Dans une tentative de freiner l’avancée des gangs sur le territoire haïtien, les forces de sécurité travaillant avec des contractants américains ont mené de nombreuses frappes de drones, dont certaines semblent constituer des exécutions extrajudiciaires délibérées, indique le rapport.
« Des dizaines d’Haïtiens ordinaires, dont de nombreux enfants, ont été tués et blessés lors de ces opérations meurtrières de drones », a déclaré Juanita Goebertus, directrice pour les Amériques à Human Rights Watch.
Selon des données provenant de multiples sources examinées par Human Rights Watch, au moins 1.243 personnes ont été tuées lors de frappes de drones au cours de 141 opérations entre le 1er mars 2025 et le 21 janvier, dont au moins 43 adultes qui n’étaient pas membres de groupes criminels et 17 enfants.
738 autres personnes ont été blessées, dont au moins 49 qui n’étaient pas membres de groupes criminels.
« Les autorités haïtiennes devraient d’urgence reprendre le contrôle des forces de sécurité et des contractants privés avant que davantage d’enfants ne soient tués dans ces attaques », a déclaré Goebertus.

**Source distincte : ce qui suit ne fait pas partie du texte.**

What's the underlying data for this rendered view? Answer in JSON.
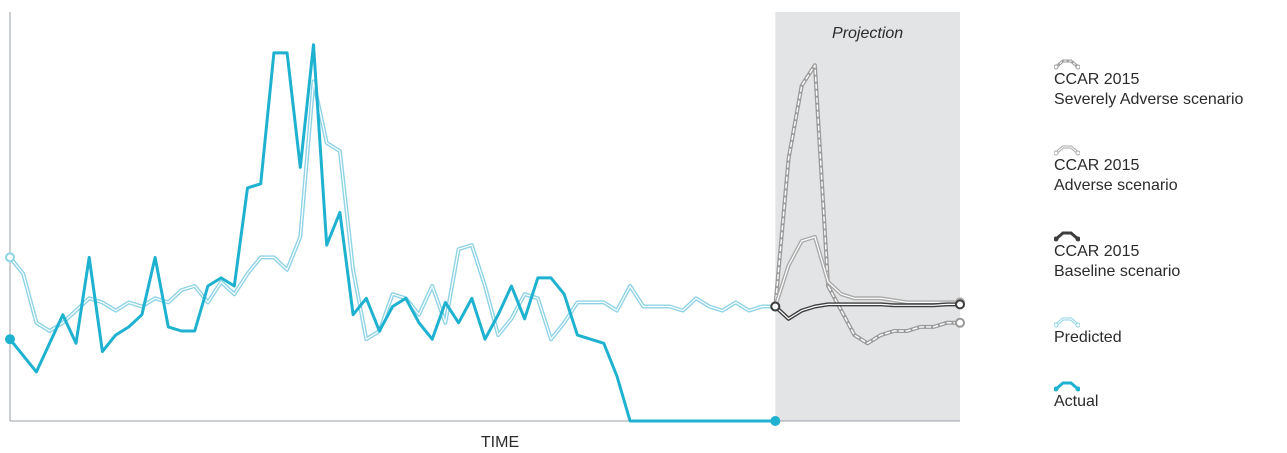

La stratégie sécuritaire en Haïti s’est appuyée sur des contractants militaires privés tels que la société américaine VectusGlobal, dirigée par le fondateur de Blackwater Erik Prince, qui a obtenu un contrat de 10 ans avec le gouvernement haïtien sous le Premier ministre Alix Didier Fils-Aimé pour lutter contre la violence des gangs.
L’entreprise fournit des drones, des hélicoptères et un soutien en matière de renseignement depuis mars de l’année dernière, lorsque Didier Fils-Aimé a annoncé la création d’une force opérationnelle pour la paix et la sécurité.
Le nombre d’attaques de drones armés dans la capitale Port-au-Prince a considérablement augmenté ces derniers mois, avec 57 attaques signalées entre novembre et le 21 janvier, soit presque le double des 29 recensées entre août et octobre, selon le rapport.